Breeding kennels that keep or transfer less than 26 dogs and/or sell less than 60 dogs per year directly to the public over the internet or through newspaper ads and the like are not regulated as Class C commercial kennels in Pennsylvania. A big concession in the 2008 law to the somewhat smaller breeders who breed for profit, considering there are approximately 900 for profit kennels in Pennsylvania that escaped the "C" class designation. It is unknown how many breeders keep or transfer less than 26 dogs annually and are not regulated at all.

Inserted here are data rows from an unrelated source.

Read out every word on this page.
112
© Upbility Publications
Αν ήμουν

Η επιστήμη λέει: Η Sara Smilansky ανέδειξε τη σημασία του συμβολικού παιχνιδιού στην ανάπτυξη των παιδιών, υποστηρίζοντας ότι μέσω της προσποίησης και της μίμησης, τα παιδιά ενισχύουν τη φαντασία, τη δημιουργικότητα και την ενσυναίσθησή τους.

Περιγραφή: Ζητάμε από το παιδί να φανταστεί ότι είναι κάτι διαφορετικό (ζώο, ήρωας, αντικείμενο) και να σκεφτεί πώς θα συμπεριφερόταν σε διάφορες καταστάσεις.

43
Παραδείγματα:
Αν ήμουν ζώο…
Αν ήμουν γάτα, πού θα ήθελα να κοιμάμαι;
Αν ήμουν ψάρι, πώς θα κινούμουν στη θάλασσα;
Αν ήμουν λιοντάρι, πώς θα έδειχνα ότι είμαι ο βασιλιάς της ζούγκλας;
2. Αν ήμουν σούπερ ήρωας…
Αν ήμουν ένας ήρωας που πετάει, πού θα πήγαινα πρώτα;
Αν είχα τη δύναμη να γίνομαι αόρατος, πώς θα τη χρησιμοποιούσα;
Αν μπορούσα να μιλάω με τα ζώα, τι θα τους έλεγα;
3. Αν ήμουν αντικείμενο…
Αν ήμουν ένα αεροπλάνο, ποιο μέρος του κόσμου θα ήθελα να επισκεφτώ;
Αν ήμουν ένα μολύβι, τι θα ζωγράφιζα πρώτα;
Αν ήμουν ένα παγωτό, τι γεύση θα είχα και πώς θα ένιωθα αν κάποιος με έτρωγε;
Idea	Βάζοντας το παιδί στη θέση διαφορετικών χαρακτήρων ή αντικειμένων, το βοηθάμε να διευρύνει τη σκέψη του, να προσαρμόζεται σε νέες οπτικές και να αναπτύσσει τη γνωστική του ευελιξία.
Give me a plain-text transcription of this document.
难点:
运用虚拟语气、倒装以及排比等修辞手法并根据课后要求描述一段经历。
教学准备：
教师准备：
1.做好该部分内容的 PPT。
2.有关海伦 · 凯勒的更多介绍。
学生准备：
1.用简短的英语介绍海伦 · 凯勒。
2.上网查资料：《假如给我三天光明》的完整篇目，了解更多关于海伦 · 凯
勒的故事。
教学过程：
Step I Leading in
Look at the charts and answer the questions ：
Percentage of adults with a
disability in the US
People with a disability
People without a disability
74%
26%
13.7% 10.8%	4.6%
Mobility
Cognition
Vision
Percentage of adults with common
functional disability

Stephens points out that in those for profit breeding kennels "not falling into the ‘C’ class designation, breeders may still keep dogs living on wire and keep dogs in stacked cages and allow gravity to perform the removal of body waste:
The laws for these for profit breeders kennels that are not designated as Class C also (1) do not require any mandatory vet checks or physical examination during inspections, (2) have no established minimum age when a dog may begin breeding, (3) do not require resting periods between litters or limit the number of times a dog may be bred, (4) do not have any prenatal feeding or prenatal veterinary requirements, (5) do not require monitoring of genetic defects, (6) do not require human socialization for dogs or their puppies, (7) do not require running water, (8) do not require actual heat, cooling or other environmental temperature controls, (9) are not sufficient to require ventilation to control ammonia levels, (10) do not have sufficient lighting requirements even in windowless barns and sheds, (11) do not have strong requirements for the disposal of solid or liquid dog waste, and (12) do not require dogs to be removed from cages for cleaning."
Stephens also points out, "All kennel owners that aren’t designated Class C may still shoot their dogs versus having them humanely euthanized."
Actually, for profit breeders that keep or transfer less than 26 dogs are not regulated at all in Pennsylvania.
Pennsylvania still has a long way to go to protect the thousands of dogs still trapped in puppy mills or backyard breeding facilities given the limits of the 2008 law. It doesn’t make sense that the Bureau of Dog Law Enforcement would relax, even eliminate requirements of the 2008 law for those commercial breeders the law did target.